A diagnosis of CA relies on clinical evaluation and a number of tumor-specific investigations including imaging modalities. Such major imaging techniques are:

  • Computerized tomography (CT) scans

  • Magnetic resonance imaging (MRI)

Other than imaging techniques, surgical removal and microscopic evaluation of biopsy samples are done for histopathological confirmation of the diagnosis. A biopsy is not to be sought if the tumor is in the optical axis.
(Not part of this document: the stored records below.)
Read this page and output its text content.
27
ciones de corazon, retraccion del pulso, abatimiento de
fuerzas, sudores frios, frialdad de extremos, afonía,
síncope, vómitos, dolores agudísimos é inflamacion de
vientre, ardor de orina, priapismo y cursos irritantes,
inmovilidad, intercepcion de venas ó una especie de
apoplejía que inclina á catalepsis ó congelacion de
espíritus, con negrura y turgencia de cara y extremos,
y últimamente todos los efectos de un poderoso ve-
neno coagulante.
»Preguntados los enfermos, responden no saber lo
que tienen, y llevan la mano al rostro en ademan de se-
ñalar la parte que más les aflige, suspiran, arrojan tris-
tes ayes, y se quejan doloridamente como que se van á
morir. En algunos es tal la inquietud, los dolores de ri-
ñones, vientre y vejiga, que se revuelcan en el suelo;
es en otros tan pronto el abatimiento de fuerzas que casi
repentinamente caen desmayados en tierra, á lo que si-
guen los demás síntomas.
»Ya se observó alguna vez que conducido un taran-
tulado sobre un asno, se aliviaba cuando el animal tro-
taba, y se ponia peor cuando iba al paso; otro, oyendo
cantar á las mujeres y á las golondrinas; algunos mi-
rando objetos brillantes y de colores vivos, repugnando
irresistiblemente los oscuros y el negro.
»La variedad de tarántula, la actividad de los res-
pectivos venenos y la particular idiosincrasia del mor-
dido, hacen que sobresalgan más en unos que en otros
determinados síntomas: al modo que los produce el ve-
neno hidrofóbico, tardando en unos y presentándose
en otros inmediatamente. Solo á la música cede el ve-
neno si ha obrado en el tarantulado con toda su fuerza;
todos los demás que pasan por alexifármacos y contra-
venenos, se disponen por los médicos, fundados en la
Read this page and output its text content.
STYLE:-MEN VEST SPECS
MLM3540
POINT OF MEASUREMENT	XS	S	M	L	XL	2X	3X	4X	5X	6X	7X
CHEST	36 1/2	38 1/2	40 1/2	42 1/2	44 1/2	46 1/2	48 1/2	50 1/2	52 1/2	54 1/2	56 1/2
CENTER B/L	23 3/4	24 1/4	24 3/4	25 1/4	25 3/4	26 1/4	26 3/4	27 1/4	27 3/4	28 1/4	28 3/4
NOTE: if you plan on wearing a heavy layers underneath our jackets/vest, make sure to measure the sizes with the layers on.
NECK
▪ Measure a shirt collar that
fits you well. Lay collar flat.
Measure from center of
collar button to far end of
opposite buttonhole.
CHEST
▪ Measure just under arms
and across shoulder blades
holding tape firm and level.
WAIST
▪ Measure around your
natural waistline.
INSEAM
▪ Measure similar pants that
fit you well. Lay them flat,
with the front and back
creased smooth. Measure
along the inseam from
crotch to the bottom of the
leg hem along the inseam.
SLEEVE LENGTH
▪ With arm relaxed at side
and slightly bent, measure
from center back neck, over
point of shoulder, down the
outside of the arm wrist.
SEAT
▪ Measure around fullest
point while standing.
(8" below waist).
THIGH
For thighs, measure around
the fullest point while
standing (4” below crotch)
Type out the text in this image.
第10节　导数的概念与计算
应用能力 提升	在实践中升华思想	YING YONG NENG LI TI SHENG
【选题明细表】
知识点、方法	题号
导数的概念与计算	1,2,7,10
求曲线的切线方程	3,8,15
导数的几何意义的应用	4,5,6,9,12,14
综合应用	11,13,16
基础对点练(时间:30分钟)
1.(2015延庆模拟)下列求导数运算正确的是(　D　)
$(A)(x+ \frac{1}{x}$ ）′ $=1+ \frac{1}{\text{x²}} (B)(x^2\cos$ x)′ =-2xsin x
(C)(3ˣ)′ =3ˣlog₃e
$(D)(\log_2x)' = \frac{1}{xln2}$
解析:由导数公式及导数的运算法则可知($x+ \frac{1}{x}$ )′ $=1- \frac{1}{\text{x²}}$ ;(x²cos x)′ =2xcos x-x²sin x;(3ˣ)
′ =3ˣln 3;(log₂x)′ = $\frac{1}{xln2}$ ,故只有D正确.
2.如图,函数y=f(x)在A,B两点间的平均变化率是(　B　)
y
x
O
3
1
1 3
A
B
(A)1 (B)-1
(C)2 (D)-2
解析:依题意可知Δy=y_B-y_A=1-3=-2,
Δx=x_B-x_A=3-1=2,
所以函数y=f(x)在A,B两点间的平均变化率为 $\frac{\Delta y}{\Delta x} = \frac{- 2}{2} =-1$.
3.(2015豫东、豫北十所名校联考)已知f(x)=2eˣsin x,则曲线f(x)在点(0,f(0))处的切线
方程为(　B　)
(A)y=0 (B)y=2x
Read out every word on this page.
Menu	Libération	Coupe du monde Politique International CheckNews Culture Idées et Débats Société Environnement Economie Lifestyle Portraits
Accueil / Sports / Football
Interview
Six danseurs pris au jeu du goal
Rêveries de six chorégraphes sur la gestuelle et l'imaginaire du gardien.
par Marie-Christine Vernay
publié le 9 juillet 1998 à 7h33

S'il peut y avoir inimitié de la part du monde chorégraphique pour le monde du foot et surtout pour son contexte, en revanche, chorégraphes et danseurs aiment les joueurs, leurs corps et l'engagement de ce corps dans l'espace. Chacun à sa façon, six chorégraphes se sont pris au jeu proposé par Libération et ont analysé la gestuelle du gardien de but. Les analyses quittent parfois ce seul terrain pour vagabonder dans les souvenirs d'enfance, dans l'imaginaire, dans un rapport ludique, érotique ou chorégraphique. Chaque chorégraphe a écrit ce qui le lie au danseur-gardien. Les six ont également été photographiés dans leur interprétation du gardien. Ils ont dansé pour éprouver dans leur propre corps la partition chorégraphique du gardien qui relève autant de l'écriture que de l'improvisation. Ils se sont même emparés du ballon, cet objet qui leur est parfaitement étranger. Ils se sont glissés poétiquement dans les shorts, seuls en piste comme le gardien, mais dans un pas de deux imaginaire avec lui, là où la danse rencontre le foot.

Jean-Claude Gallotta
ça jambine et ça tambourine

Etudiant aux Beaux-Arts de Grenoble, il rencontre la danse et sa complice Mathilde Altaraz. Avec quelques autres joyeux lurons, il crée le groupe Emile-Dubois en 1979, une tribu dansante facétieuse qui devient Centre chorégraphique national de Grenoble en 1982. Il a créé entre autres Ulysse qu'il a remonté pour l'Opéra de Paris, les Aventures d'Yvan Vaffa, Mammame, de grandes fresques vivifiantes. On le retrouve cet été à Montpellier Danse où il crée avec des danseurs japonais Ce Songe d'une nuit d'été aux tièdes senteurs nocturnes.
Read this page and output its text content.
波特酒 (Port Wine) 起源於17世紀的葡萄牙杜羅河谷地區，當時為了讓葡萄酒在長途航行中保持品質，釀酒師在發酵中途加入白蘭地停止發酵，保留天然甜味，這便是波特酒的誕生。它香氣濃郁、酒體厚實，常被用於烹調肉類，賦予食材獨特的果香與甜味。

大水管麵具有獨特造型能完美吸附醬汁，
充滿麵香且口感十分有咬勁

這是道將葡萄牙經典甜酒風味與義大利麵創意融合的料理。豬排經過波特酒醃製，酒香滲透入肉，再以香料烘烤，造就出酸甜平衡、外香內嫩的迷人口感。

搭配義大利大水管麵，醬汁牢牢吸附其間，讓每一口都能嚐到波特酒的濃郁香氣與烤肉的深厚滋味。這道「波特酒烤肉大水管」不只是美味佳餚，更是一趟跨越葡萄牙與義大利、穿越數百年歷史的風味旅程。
The mainstay of management is surgery, preferably complete resection with minimal neurological damage which can be curative. Post-operative radiotherapy after surgery is required, following time to time monitoring with different imaging techniques for ensuring patients’ quality of life. In case of unfortunate recurrence, further surgical resection may be required. Radiotherapy is the option for surgically unresectable or malignant tumors. Management of hydrocephalus is another major area of management in patients where fluid accumulates inside the brain cavities. Surgery following cerebrospinal fluid (CSF) diversion using an external ventricular drain (EVD), endoscopic third ventriculostomy (ETV), or ventricular-peritoneal shunt (VPS) is the major operative procedure in the management of patients with CA. The prognosis is good in CA tumors. Post resection, recurrence of tumors or malignancies are rare. According to detailed research, it has been formulated according to Collins' law which states that there is a risk for tumor recurrence till nine months after the initial diagnosis in children. Unfortunately, infants under the age of one year have the worst prognosis in pilocytic astrocytomas. For completely excised tumors, there should be regular monitoring by imaging at least for three years to check for any signs of recurrence. In patients with mainly affected posterior fossa region, they may develop hydrocephalus in the pre-operative phase with a need to have a VP-shunt throughout their life. Though recurrence is rare, some patients may exhibit malignant degeneration. The majority of such recurrent malignant cases seem to follow radiotherapy. Specifically, pilocytic astrocytoma in children requires immediate evaluation and management. These rare disease patients need to be presented to pediatricians or emergency clinicians for early detection through signs and symptoms of affected cerebellum involving the distinct clinical manifestation of hydrocephalus. An effort from an interprofessional team consisting of neurosurgeons, oncologists, anesthetists as well as nursing staff should be involved in the decision-making process for the prompt management of patients.

Quality of life

Following surgery, the quality-of-life management should be ensured by a post-operative team of experts. Especially in children, the quality of life (QoL) should be critically assessed with the involvement of school teachers and mentors. Therefore, educational support is crucial in managing the quality of life. Whereas, in general, cerebellar astrocytoma patients indeed have long-term complications influencing physical, psychological, as well as cognitive health. Therefore, timely monitoring of different physical and cognitive features along with the help of support groups are required in giving the patient a good quality of life.